As we speak, the Dividend Miles program is being merged into the AAdvantage program, meaning there will finally be fully reciprocal elite benefits between the two airlines.

The Dallas Morning News is now reporting that American and US Airways are on track to receive their single operating certificate on April 8, 2015.


What are the implications of this?

For those of you not familiar with airline operating certificates, here are the implications of that:

“Since the merger closed, we’ve been working steadily towards a Single Operating Certificate, or SOC. On April 8 we expect to receive our SOC from the Federal Aviation Administration.

“Today, both American and US Airways operate under their own certificates. With SOC, the FAA recognizes American can legally operate as a single airline.

“Achieving SOC is a major milestone, but it does not mean that our integration is complete. While some of our operating policies and procedures will remain separate at SOC, the majority of our flight, maintenance and dispatch procedures will be identical for all flights that we operate.”

In other words, as a consumer this means absolutely nothing. A single operating certificate simply means that they’re finally recognized by the FAA as a single airline, and that they’re harmonizing procedures for their flights in terms of maintenance, dispatch, etc.

As a consumer, what you should care about is when American and US Airways are operating on a single reservations system. This should happen at some point in the fourth quarter of this year. At that point the operation will feel much more like a single entity from our standpoint. Agents from both airlines will be working on the same reservations system and see the same prices, upgrade availability, seats, etc.

Bottom line

While getting a single operating certificate is important on the back end of things, it’s not something that we’ll notice as customers. This is an important milestone for the “new American,” though.


  1. So when the reservation systems merge, will US Airways flight numbers just dissappear and be replaced with AA ones?

  2. @ Abdel Rahim Abdallah — I’m not sure if that’s technically the time when the US Airways name goes away, but regardless there won’t be a need for codeshares anymore, since they’ll be using the same system with the same inventory, etc.

  3. Does this mean that the companion certificate that comes with the US Airways card must be used by April 8? As far as I know, the tickets are restricted to flights on US metal…which their won’t be after the single certificate.

  4. @ Erik — Nope. The US Airways name isn’t going away. You can continue to use it on US Airways metal.

  5. Does this have any implications for the Companion certificates from US? Will we soon be able to use those on American?

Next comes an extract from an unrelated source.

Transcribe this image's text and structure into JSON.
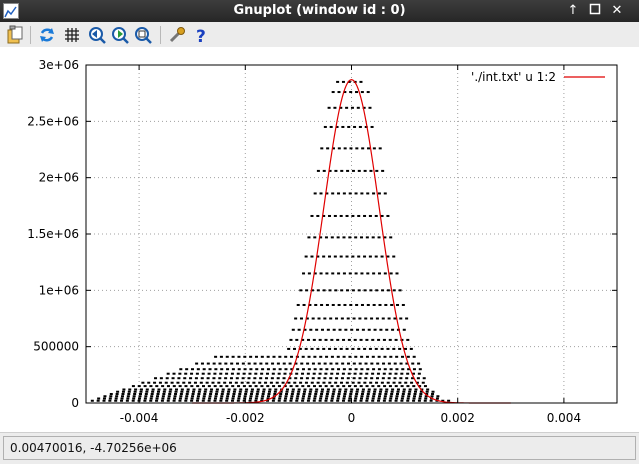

  6. No changes to the companion certificate procedures. You have to book by the date specified in your certificate, i.e., September 30 for just about everyone. Through that date, US Airways and American will still be operating as two separate airlines, which means that the certificates are still good for Continental United States travel involving tickets of $250 or more (ex taxes & fees) on US Airways metal only. You will also have to pay for it with either your Barclays US Airways Card or, if it’s been replaced by the red Aviator Card, then that card.

    That last little credit card point is the only nuance here that I’m aware of and (as I hope you can tell) I’ve been following this very closely.

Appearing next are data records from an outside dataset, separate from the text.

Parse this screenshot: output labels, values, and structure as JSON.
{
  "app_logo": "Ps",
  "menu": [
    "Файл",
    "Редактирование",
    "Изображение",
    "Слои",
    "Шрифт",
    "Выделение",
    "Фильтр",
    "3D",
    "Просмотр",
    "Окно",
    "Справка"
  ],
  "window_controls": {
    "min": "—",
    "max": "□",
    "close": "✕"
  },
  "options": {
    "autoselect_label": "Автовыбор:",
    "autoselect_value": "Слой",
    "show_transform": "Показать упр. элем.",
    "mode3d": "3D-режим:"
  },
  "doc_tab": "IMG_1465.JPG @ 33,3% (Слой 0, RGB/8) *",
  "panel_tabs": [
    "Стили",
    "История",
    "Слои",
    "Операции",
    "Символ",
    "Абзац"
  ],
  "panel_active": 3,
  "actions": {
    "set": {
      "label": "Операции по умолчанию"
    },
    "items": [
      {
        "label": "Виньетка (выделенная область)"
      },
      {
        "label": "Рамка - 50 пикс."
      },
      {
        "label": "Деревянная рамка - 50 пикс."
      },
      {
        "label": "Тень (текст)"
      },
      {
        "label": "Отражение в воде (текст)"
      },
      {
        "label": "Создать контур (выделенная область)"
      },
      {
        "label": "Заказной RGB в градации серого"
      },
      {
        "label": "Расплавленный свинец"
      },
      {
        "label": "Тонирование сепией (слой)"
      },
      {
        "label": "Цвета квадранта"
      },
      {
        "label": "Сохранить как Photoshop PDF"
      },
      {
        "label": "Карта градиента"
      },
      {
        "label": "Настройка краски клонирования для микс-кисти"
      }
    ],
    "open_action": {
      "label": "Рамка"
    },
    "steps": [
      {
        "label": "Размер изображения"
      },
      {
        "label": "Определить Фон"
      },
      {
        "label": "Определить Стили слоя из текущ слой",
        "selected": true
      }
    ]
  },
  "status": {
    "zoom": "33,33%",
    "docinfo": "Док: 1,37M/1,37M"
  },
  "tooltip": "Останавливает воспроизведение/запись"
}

  7. Hi! I just booked an award for a friend as 2 separate tickets (CLT-MIA on US Air then MIA-SAL on AA) – will I need to call to get them combined as one itinerary or will that take care of itself with the merger (trip is in May)?

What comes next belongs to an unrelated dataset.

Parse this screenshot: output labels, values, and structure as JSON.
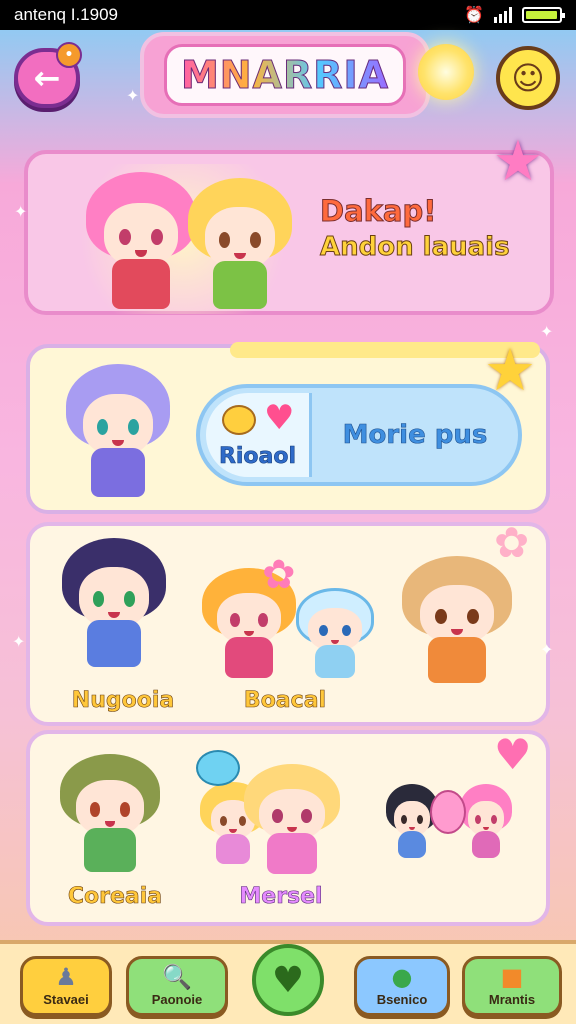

  8. @ Sean — You can’t combine two itineraries (even if they’re on the same carrier), but they should be able to check your friend all the way through (including his/her bags).

  9. An experience of mine highlights one consumer benefit of the SOC. Back when UA and CO were on separate SOCs, I had a connection in IAH to United metal that incurred an 8-hour maintenance delay. Why 8 hours? They had to fly in a UA mechanic from another city, even though IAH was teeming with CO mechanics, as the carriers were still technically 2 separate given they weren’t yet operating under a single SOC. Isolated incident I know, but thought I’d mention it.

  10. @ Nai — Hah, I didn’t book anything too exciting, unfortunately. Will just wait for them to be converted into AAdvantage miles.